Imagine the imaginations of a thousand imaginative people.
They are all distinct. Not only are they all individual, but here at the ideas stage, they are also totally unreal, and utterly without form. They are each isolated, crystallised, silent ova, waiting to become. So, imagine all the ways in which these ideas might become real: all the choices to be made about which words to say, what colour to paint, how to treat the spectator, and on, and on. Under these laboratory conditions, the thousand imaginations multiply and atomise into a mist of possibility, like the Crab Nebula, or the Oort Cloud…
It’s bizarre what you see in the mist of VAULT applications. Extraordinary alignments happen (and note that I didn’t use the word coincidence). From year to year, the collective conversation moves on from subject to subject, and it is impossible to predict.
This year artists are talking about arctic or mountain exploration. They are talking about male suicide and modern masculinity. Lots of artists are talking about sport, and lots more are talking about race. (Artists have given us a preponderance of female characters called Jess, inexplicably, though I do wonder if there is an Ur-Jess who sparked all this off, a Blanche Marvin type character who’s elbowed into a hundred scripts and in future years will grin quietly to herself, recalling The Great Jess-Bloom of 2017….)
Of course it isn’t coincidence. All across the country, I believe, at every late night conversation where sharp minds lacerate one another, and at every rally or demonstration where policy and purpose are discussed, someone speaking or listening is an artist. Where a voice is raised, so is an imagination, and the VAULT applications process coolly collects what the interesting people of this country are talking about.
How do you deal fairly with this amount of imagination? Well, you can’t. It is a heartbreakingly small percentage of successful applicants – around 15% – that get into VAULT, and there are far more artists making great work than we have room for.
Think again of the Crab Nebula – it’s made of many different things, and that’s what makes it beautiful. That is the truth, it’s science. We want to be as beautiful as the Oort Cloud, so, scientifically, we set ourselves quotas. (Andy loves science.) We decide to have this much dance, and that much comedy, and just enough live poetry to satisfy, and all the rest.
This year we’ve made a new addition to our process. Data. (Mat loves Data.) Yeah, yeah, the old bandwagon of data, I hear you. But VAULT makes a big stink about being the people’s festival. About being London’s festival. So we have quotas too about female-led projects, about BAME-led projects, about whether a project is accessible to differently abled people or not… These things are so important to creating a programme that is truly representative of the national, and capital, conversations.
We also pay attention to the gap between ambition and capability.
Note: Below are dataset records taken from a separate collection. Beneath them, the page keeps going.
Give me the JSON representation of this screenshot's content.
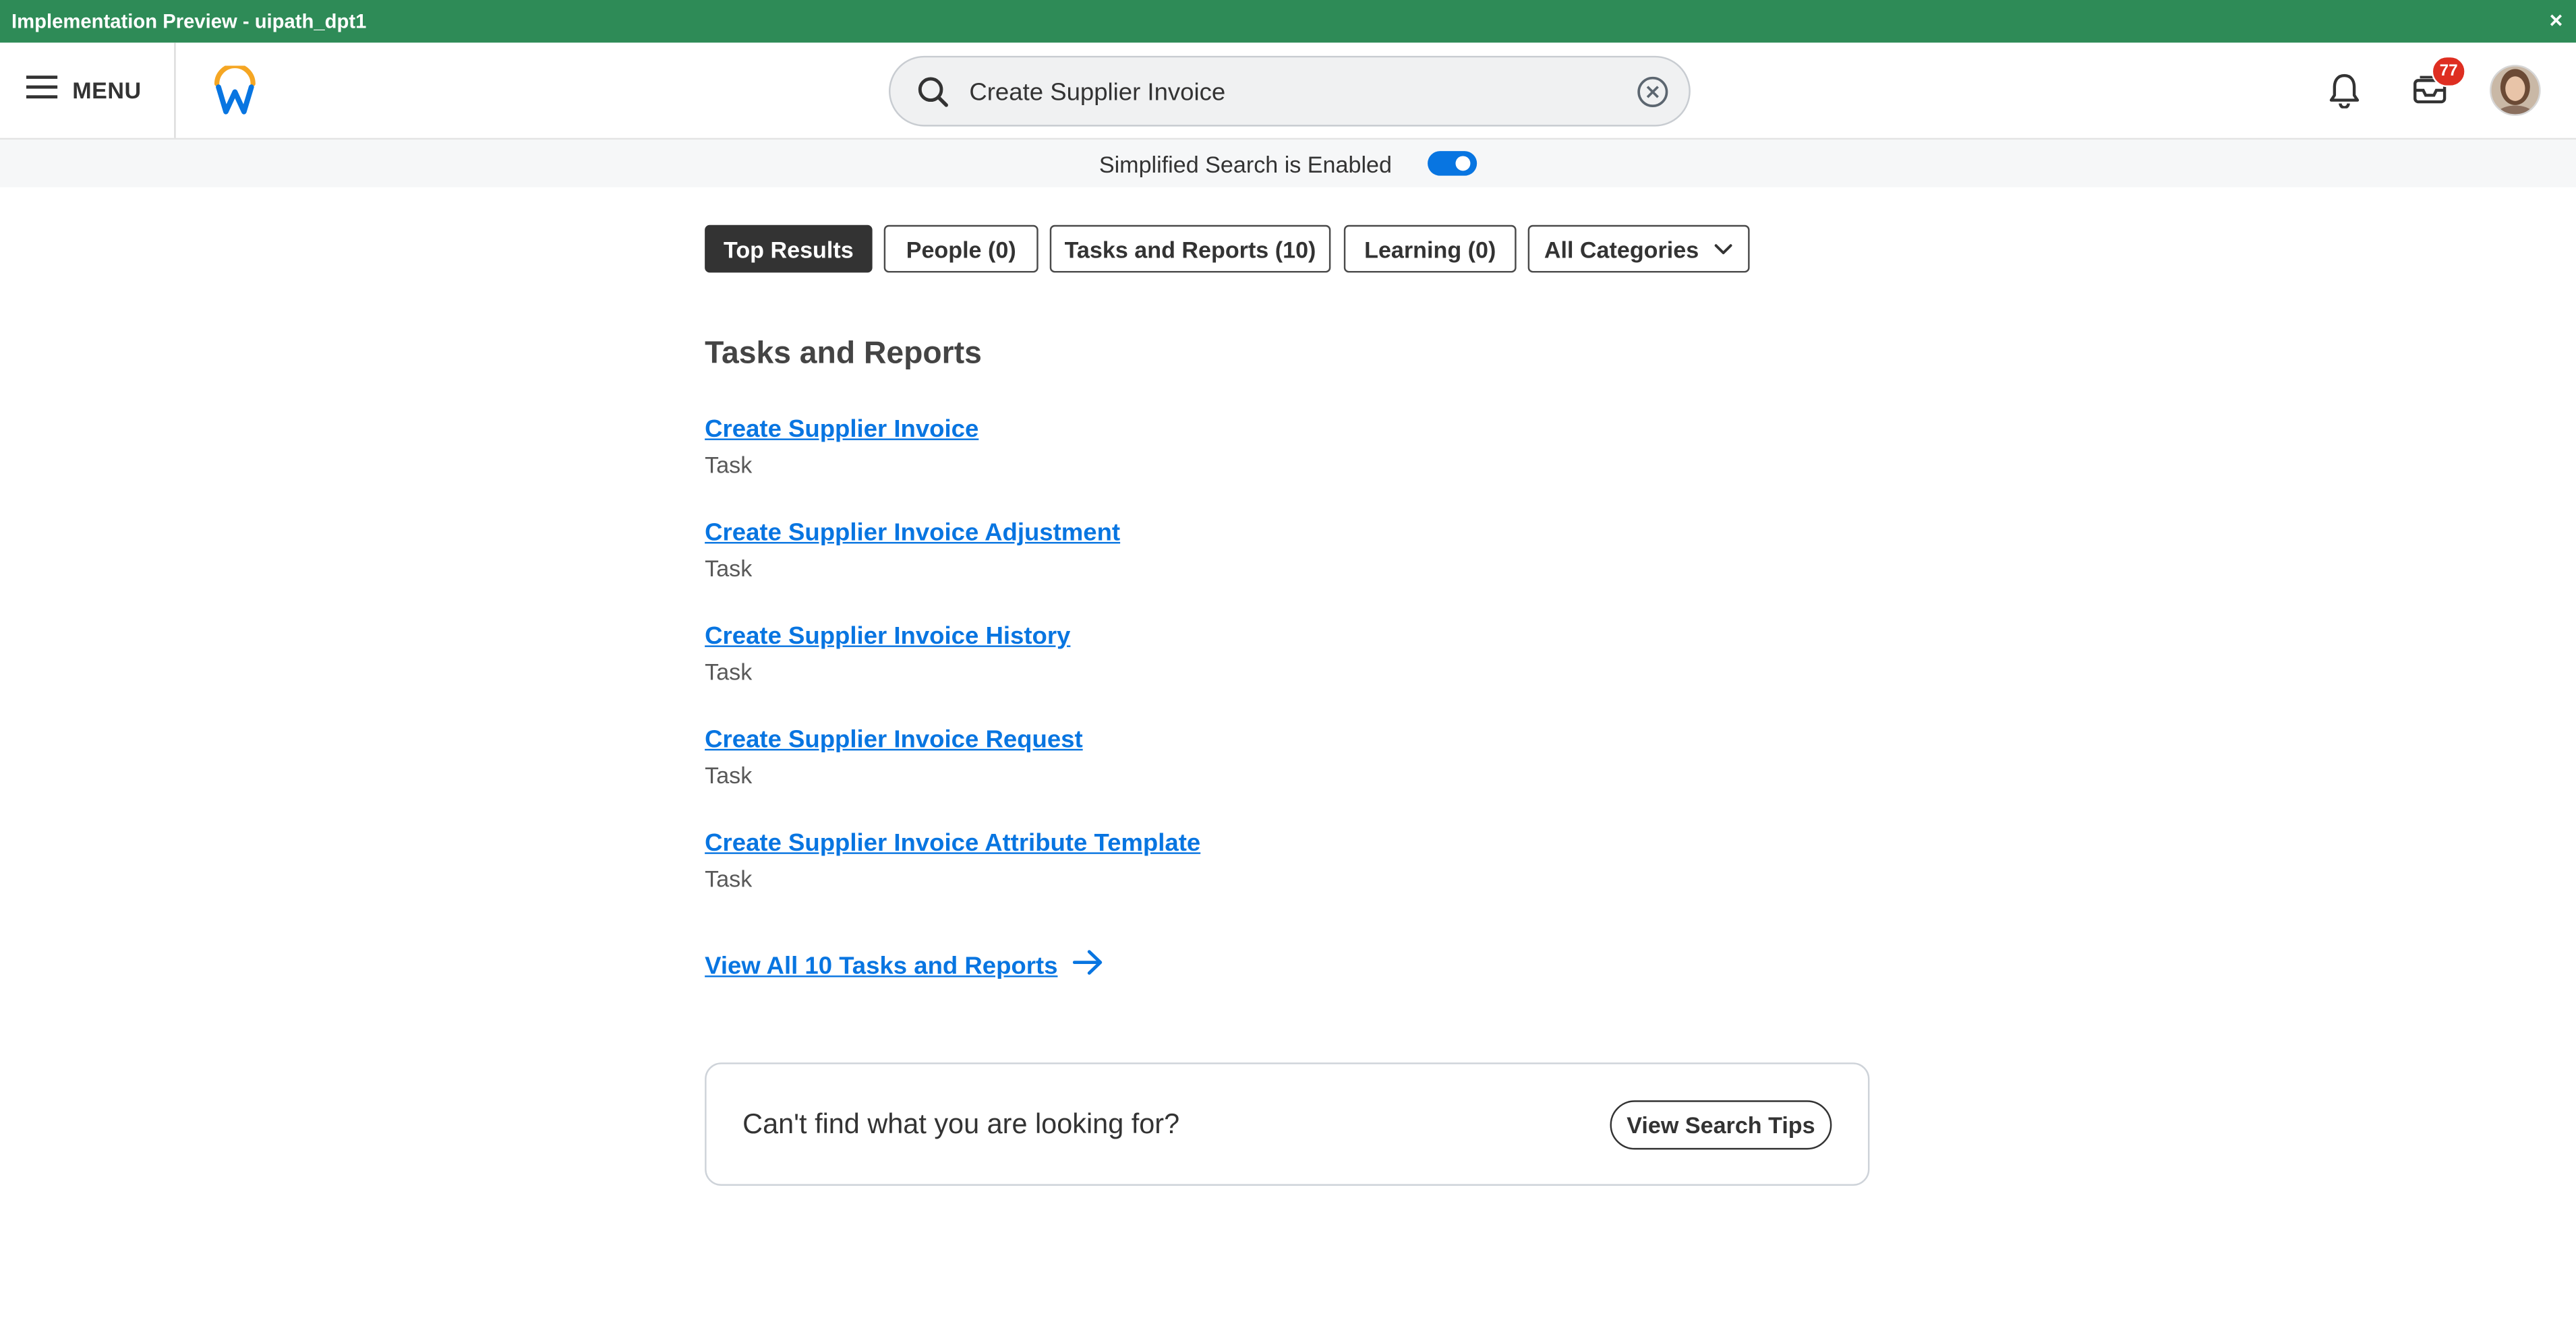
{
  "banner": {
    "title": "Implementation Preview -  uipath_dpt1",
    "close_glyph": "×"
  },
  "header": {
    "menu_label": "MENU",
    "search_value": "Create Supplier Invoice",
    "inbox_count": "77"
  },
  "simplified_search": {
    "label": "Simplified Search is Enabled",
    "enabled": true
  },
  "filters": [
    {
      "label": "Top Results",
      "active": true
    },
    {
      "label": "People (0)",
      "active": false
    },
    {
      "label": "Tasks and Reports (10)",
      "active": false
    },
    {
      "label": "Learning (0)",
      "active": false
    },
    {
      "label": "All Categories",
      "active": false
    }
  ],
  "section": {
    "title": "Tasks and Reports"
  },
  "results": [
    {
      "title": "Create Supplier Invoice",
      "type": "Task"
    },
    {
      "title": "Create Supplier Invoice Adjustment",
      "type": "Task"
    },
    {
      "title": "Create Supplier Invoice History",
      "type": "Task"
    },
    {
      "title": "Create Supplier Invoice Request",
      "type": "Task"
    },
    {
      "title": "Create Supplier Invoice Attribute Template",
      "type": "Task"
    }
  ],
  "view_all_label": "View All 10 Tasks and Reports",
  "help_card": {
    "text": "Can't find what you are looking for?",
    "button_label": "View Search Tips"
  },
  "colors": {
    "banner": "#2e8b57",
    "link": "#0875e1",
    "badge": "#de2e21",
    "active_pill": "#333333"
  },
  "icons": [
    "hamburger-icon",
    "workday-logo",
    "search-icon",
    "clear-icon",
    "bell-icon",
    "inbox-icon",
    "avatar",
    "arrow-right-icon",
    "chevron-down-icon"
  ]
}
If someone’s pitching for a big auditorium but they’ve never put on a show, we might cushion them down a room or two. But it is another layer to add to the decision process.
So it turns out programming, or curating, is actually a tangible thing. It’s sometimes spun out to be an unearthly magic, or a Midas thing; I would say that’s the kind of bullshit you can expect to hear from a programmer who doesn’t know what they’re doing.
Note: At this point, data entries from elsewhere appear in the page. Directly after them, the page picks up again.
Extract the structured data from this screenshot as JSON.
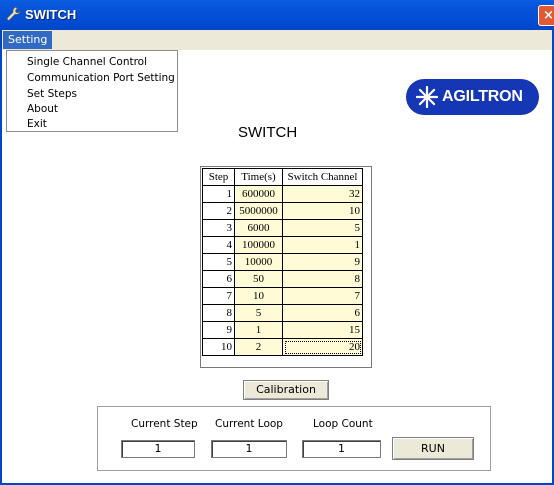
{
  "window": {
    "title": "SWITCH",
    "close_glyph": "×"
  },
  "menubar": {
    "setting_label": "Setting"
  },
  "setting_menu": {
    "items": [
      "Single Channel Control",
      "Communication Port Setting",
      "Set Steps",
      "About",
      "Exit"
    ]
  },
  "logo": {
    "text": "AGILTRON",
    "color": "#1537b5"
  },
  "main": {
    "title": "SWITCH"
  },
  "grid": {
    "headers": [
      "Step",
      "Time(s)",
      "Switch Channel"
    ],
    "rows": [
      [
        "1",
        "600000",
        "32"
      ],
      [
        "2",
        "5000000",
        "10"
      ],
      [
        "3",
        "6000",
        "5"
      ],
      [
        "4",
        "100000",
        "1"
      ],
      [
        "5",
        "10000",
        "9"
      ],
      [
        "6",
        "50",
        "8"
      ],
      [
        "7",
        "10",
        "7"
      ],
      [
        "8",
        "5",
        "6"
      ],
      [
        "9",
        "1",
        "15"
      ],
      [
        "10",
        "2",
        "20"
      ]
    ]
  },
  "buttons": {
    "calibration": "Calibration",
    "run": "RUN"
  },
  "status": {
    "current_step_label": "Current Step",
    "current_loop_label": "Current Loop",
    "loop_count_label": "Loop Count",
    "current_step_value": "1",
    "current_loop_value": "1",
    "loop_count_value": "1"
  },
  "icons": {
    "app": "wrench-icon",
    "close": "close-icon",
    "logo_mark": "starburst-icon"
  }
}
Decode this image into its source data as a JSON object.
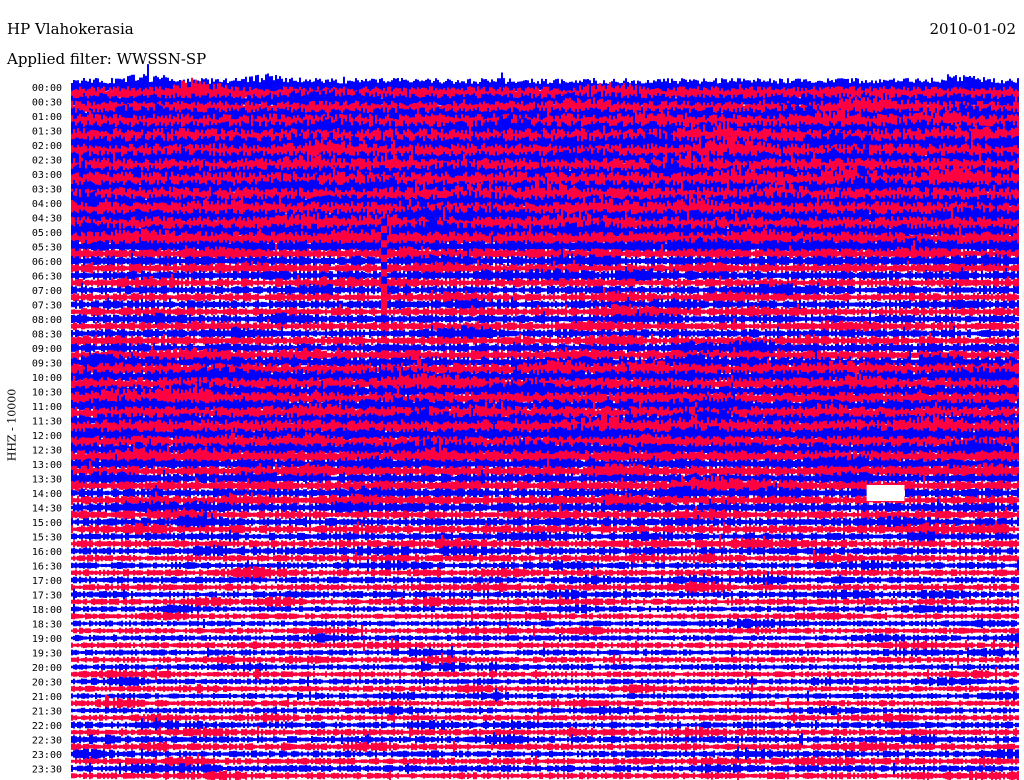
{
  "header": {
    "station": "HP Vlahokerasia",
    "date": "2010-01-02",
    "filter": "Applied filter: WWSSN-SP"
  },
  "channel_label": "HHZ - 10000",
  "colors": {
    "trace_a": "#0000ff",
    "trace_b": "#ff0040",
    "background": "#ffffff"
  },
  "chart_data": {
    "type": "line",
    "subtype": "helicorder",
    "title": "HP Vlahokerasia",
    "date": "2010-01-02",
    "ylabel": "HHZ - 10000",
    "row_interval_minutes": 15,
    "color_cycle": [
      "#0000ff",
      "#ff0040"
    ],
    "tick_labels": [
      "00:00",
      "00:30",
      "01:00",
      "01:30",
      "02:00",
      "02:30",
      "03:00",
      "03:30",
      "04:00",
      "04:30",
      "05:00",
      "05:30",
      "06:00",
      "06:30",
      "07:00",
      "07:30",
      "08:00",
      "08:30",
      "09:00",
      "09:30",
      "10:00",
      "10:30",
      "11:00",
      "11:30",
      "12:00",
      "12:30",
      "13:00",
      "13:30",
      "14:00",
      "14:30",
      "15:00",
      "15:30",
      "16:00",
      "16:30",
      "17:00",
      "17:30",
      "18:00",
      "18:30",
      "19:00",
      "19:30",
      "20:00",
      "20:30",
      "21:00",
      "21:30",
      "22:00",
      "22:30",
      "23:00",
      "23:30"
    ],
    "relative_amplitude_per_row": [
      1.0,
      0.9,
      0.95,
      0.9,
      1.0,
      1.1,
      1.1,
      1.1,
      1.1,
      1.0,
      1.0,
      1.0,
      1.0,
      1.1,
      1.0,
      1.0,
      1.0,
      1.0,
      1.0,
      0.95,
      0.95,
      0.9,
      0.75,
      0.6,
      0.6,
      0.55,
      0.55,
      0.5,
      0.5,
      0.5,
      0.5,
      0.5,
      0.5,
      0.5,
      0.5,
      0.5,
      0.55,
      0.6,
      0.7,
      0.8,
      0.85,
      0.8,
      0.8,
      0.8,
      0.8,
      0.8,
      0.85,
      0.95,
      0.85,
      0.75,
      0.85,
      0.75,
      0.65,
      0.65,
      0.6,
      0.6,
      0.55,
      0.55,
      0.55,
      0.5,
      0.5,
      0.5,
      0.45,
      0.45,
      0.45,
      0.4,
      0.4,
      0.4,
      0.4,
      0.4,
      0.4,
      0.4,
      0.35,
      0.35,
      0.35,
      0.35,
      0.35,
      0.35,
      0.35,
      0.35,
      0.35,
      0.35,
      0.35,
      0.35,
      0.35,
      0.35,
      0.35,
      0.35,
      0.4,
      0.4,
      0.4,
      0.4,
      0.4,
      0.4,
      0.4,
      0.4
    ],
    "annotations": [
      {
        "type": "spike",
        "row_start": 22,
        "row_end": 31,
        "x_fraction": 0.33
      },
      {
        "type": "data_gap",
        "row": 56,
        "x_fraction_start": 0.84,
        "x_fraction_end": 0.88
      }
    ]
  }
}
We know what we’re doing (I hope). Our mission statement guides us:
VAULT will fill and expand our cultural imaginations, and encourage audiences to fill their lives with creativity, adventure, and inspiration.
VAULT will always create the most accessible platform for creators to innovate, collaborate, explore and achieve and through which audiences can discover the bravest and boldest artistry.
VAULT will fulfil equally the interests of our three creative bodies; the artists, the audience, and our staff. We will create the opportunity of most value for all three parts and champion their involvement.
VAULT is committed to change; working to create an ever-improving platform and industry where artists, audiences, and staff are respected, supported and championed in a fully inclusive and diverse community.
These are our Prime Directives. And from this point on, once the Machine kicks into gear and starts inking in the pencilled offers that are going out around now, we begin the slow process of bringing to reality the thousand distinct, silent, unreal imaginations.